Question

How do you solve $\cos \left( {\dfrac{{9\pi }}{4}} \right)$?

Answer 1

Hint: First of all, we will write the angle in the form of 2 pi + something and then, using this we get back into first quadrant with a smaller angle and thus get the required answer.

Complete step-by-step answer:
Here, we are given that we need to solve $\cos \left( {\dfrac{{9\pi }}{4}} \right)$.
The angle inside the cosine function is $\dfrac{{9\pi }}{4}$.
We can clearly see that we can write $\dfrac{{9\pi }}{4}$ as $2\pi + \dfrac{\pi }{4}$.
Therefore, we have $\cos \left( {\dfrac{{9\pi }}{4}} \right)$ equals to $\cos \left( {2\pi + \dfrac{\pi }{4}} \right)$.
Now, we know that the angle 2 pi means, we have covered the whole axis once and came back again in the first quadrant.
And, we also know that $\cos \left( {2\pi + \theta } \right) = \cos \theta $.
Therefore, we can write the following for sure:-
$ \Rightarrow \cos \left( {\dfrac{{9\pi }}{4}} \right) = \cos \left( {2\pi + \dfrac{\pi }{4}} \right) = \cos \dfrac{\pi }{4}$
Now, we know that $\cos \dfrac{\pi }{4} = \dfrac{1}{{\sqrt 2 }}$.

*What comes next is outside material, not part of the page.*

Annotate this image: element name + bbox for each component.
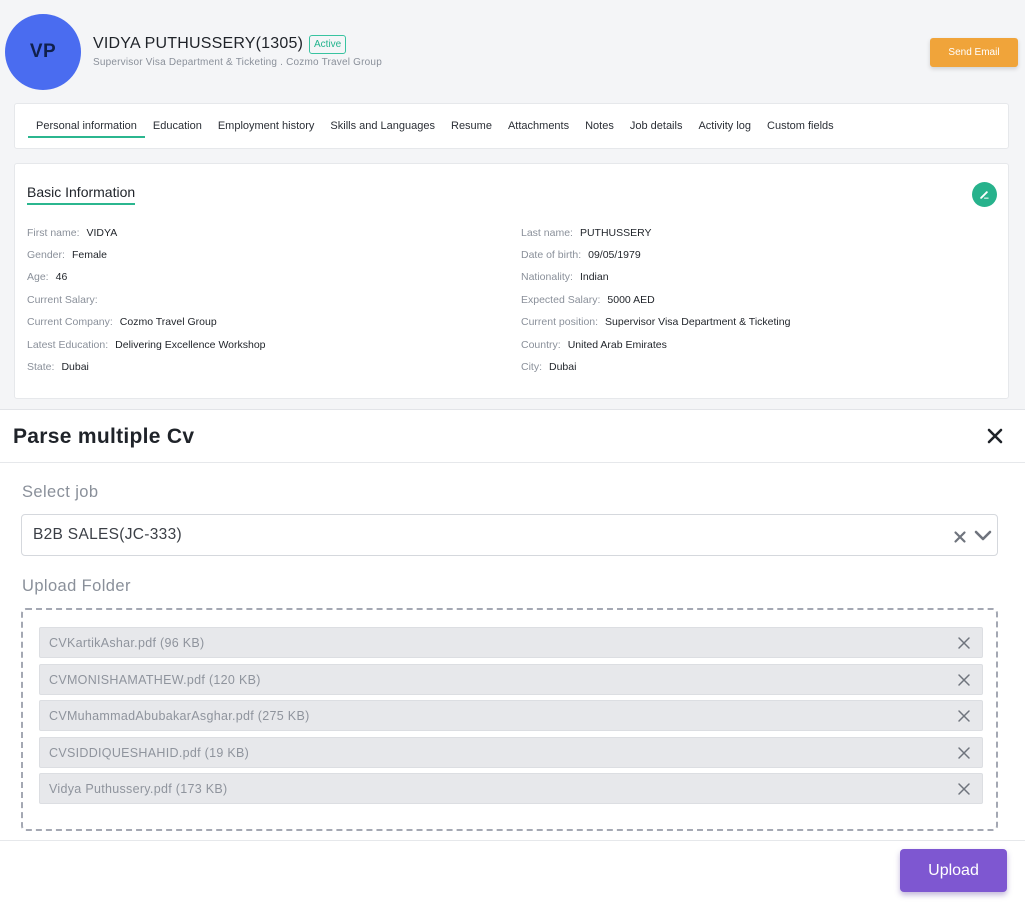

Hence, the answer is $\cos \left( {\dfrac{{9\pi }}{4}} \right) = \dfrac{1}{{\sqrt 2 }}$.

Note:
The students must commit to memory the following formula:-
$\cos \left( {2\pi + \theta } \right) = \cos \theta $
The students must note that if there angle is of type $n\pi + \theta $, where n is a positive integer, then cosine or sine or any angle remains cosine or sine of that angle respective but if the angle is of the form $\dfrac{{n\pi }}{2} + \theta $, where n is a positive integer, then sine of any angle changes into cosine and cosine of any angle changes in sine. Here, we have n = 2 in the first type of angle and thus, we get the cosine of the angle as cosine form only and since every trigonometric ratio is positive in the first quadrant and thus the answer is positive as well. Now, if it would have been in the fourth quadrant, it would still have been positive because cosine is either positive in the first or fourth quadrant.
In this you have basically first revolved around the all coordinate axis once and came back in the first quadrant again to get the required answer.